Nasirzadeh, seperti dikutip dari laporan Xinhua, secara khusus mengapresiasi pemahaman dan dukungan China terhadap kedaulatan Iran. Ia berharap China akan terus memainkan peran penting dalam menjaga gencatan senjata dan meredakan ketegangan regional, serta menegakkan keadilan. Sikap China yang mengecam serangan Israel pada 13 Juni 2025 lalu, yang menewaskan sejumlah pemimpin militer Iran dan memicu konflik besar, menjadi sorotan. China juga mengkritik campur tangan AS dalam konflik tersebut.

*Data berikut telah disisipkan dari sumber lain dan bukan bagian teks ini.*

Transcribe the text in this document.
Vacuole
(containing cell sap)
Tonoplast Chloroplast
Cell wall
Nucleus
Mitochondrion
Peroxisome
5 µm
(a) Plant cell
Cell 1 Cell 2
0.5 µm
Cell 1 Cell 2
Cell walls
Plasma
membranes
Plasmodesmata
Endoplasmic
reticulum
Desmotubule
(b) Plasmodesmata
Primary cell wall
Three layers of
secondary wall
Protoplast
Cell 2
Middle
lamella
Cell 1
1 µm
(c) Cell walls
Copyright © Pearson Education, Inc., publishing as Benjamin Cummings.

Dukungan China terhadap gencatan senjata ini bukan tanpa alasan. Sebagai pendukung utama Iran di bidang diplomasi dan ekonomi, China semakin mempererat kolaborasi dengan Iran dalam beberapa tahun terakhir, termasuk melalui latihan militer bersama. China secara konsisten menentang sanksi AS terhadap Iran dan mengkritik penarikan AS dari kesepakatan nuklir Iran pada 2015. Hubungan erat ini semakin memperkuat posisi Iran di tengah tekanan internasional. Pernyataan terima kasih Iran ini pun mengungkap dinamika geopolitik yang kompleks di Timur Tengah.